The nominations for Up and Toy Story 3 only happened after The Academy decided to expand the Best Picture category from five to (a maximum of) ten nominees. The Academy made this change following the outcry that ensued when they failed to nominate The Dark Knight and Wall-E for Best Picture in 2009. The Academy’s message was that 10 nominees would allow for a more varied roster of films to get a nomination. No animated film has been nominated since.

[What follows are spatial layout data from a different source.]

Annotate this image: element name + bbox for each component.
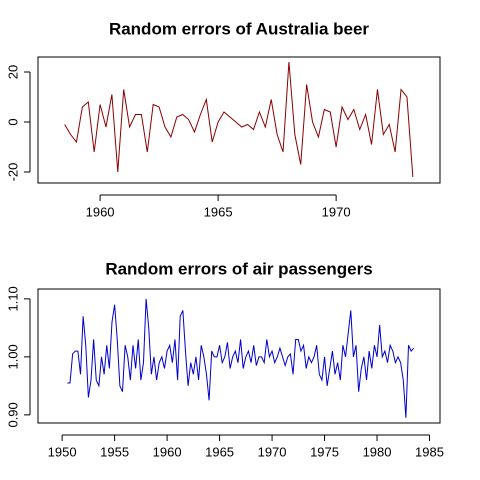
- plot-box: [37, 288, 441, 424]
- x-tick-label: 1960: [86, 204, 115, 219]
- x-tick-label: 1960: [153, 444, 182, 459]
- plot-box: [37, 56, 441, 184]
- series-line: [64, 61, 414, 178]
- y-tick-label: 1.10: [5, 286, 20, 311]
- x-tick-label: 1970: [322, 204, 351, 219]
- series-line: [67, 298, 415, 418]
- y-tick-label: 0: [5, 118, 20, 125]
- x-tick-label: 1980: [363, 444, 392, 459]
- y-tick-label: 0.90: [5, 402, 20, 427]
- x-tick-label: 1955: [100, 444, 129, 459]
- x-tick-label: 1965: [205, 444, 234, 459]
- chart-title: Random errors of Australia beer: [109, 19, 369, 38]
- chart-title: Random errors of air passengers: [105, 259, 372, 278]
- y-tick-label: 20: [5, 65, 20, 79]
- x-tick-label: 1950: [48, 444, 77, 459]
- x-tick-label: 1975: [310, 444, 339, 459]
- y-tick-label: 1.00: [5, 344, 20, 369]
- x-tick-label: 1985: [415, 444, 444, 459]
- x-tick-label: 1965: [204, 204, 233, 219]
- y-tick-label: -20: [5, 163, 20, 182]
- x-tick-label: 1970: [258, 444, 287, 459]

In the 13 years that have passed between then and now, many animated films that were as good as or better than Best Picture nominees have come and gone. In 2019, for example, the 91st Academy Awards presented their top statue to what is arguably one of the worst nominees ever, Green Book. Not only that, but Bohemian Rhapsody, another lacklustre film, was vying for the same award. That same year, Spider-Man Into the Spider-Verse made a splash with its groundbreaking character design, disruptive animation style, and superb storytelling to only get one nomination in the usual category. Moreover, in 2022, Flee, a heart-wrenching, beautiful, animated documentary got three nominations for Best Animated Feature, Best Documentary Feature, and Best International Film, and yet it failed to get one for Best Picture. Since Parasite swept the Oscars in 2020, international films have been gaining momentum (two, Anatomy of a Fall and The Zone of Interest, are nominated in 2024), which seems like progress, but the Academy’s efforts to be inclusive and varied stop the moment an animated film enters the fray. At the 96th Academy Awards, Spider-Man: Across the Spider-Verse and The Boy and the Heron will not only miss out on a Best Picture nomination that would solidify their importance to a watching global audience, but their other achievements in score, production design, visual effects and sound will not be recognised either. There’s still a long way to go.
For better or worse, the Oscars do give cinema a small period in the spotlight, and they do give films and the people who work on them a sense of legitimacy, artistically. By snubbing animation time and time again, the Academy’s message has seemed loud and clear for almost a century now: they don’t see it as a legitimate medium worthy of recognition. That attitude affects the people that work tirelessly to bring these films to life – artists and craftspeople and storytellers and dreamers, who usually have to deal with poor working conditions, job insecurity, and abusive executives who see them as northing more than cogs in a machine.
An Academy recognition won’t fix all of animation’s problems, but it could be a first step to recognising a medium that gifts us beauty and imagination in spades year on year, that brings their companies billions of dollars, and offers us memories that last a lifetime. Every year, The Academy of Motion Picture Arts and Sciences has a chance to fix that. Let’s hope they don’t fail again next year.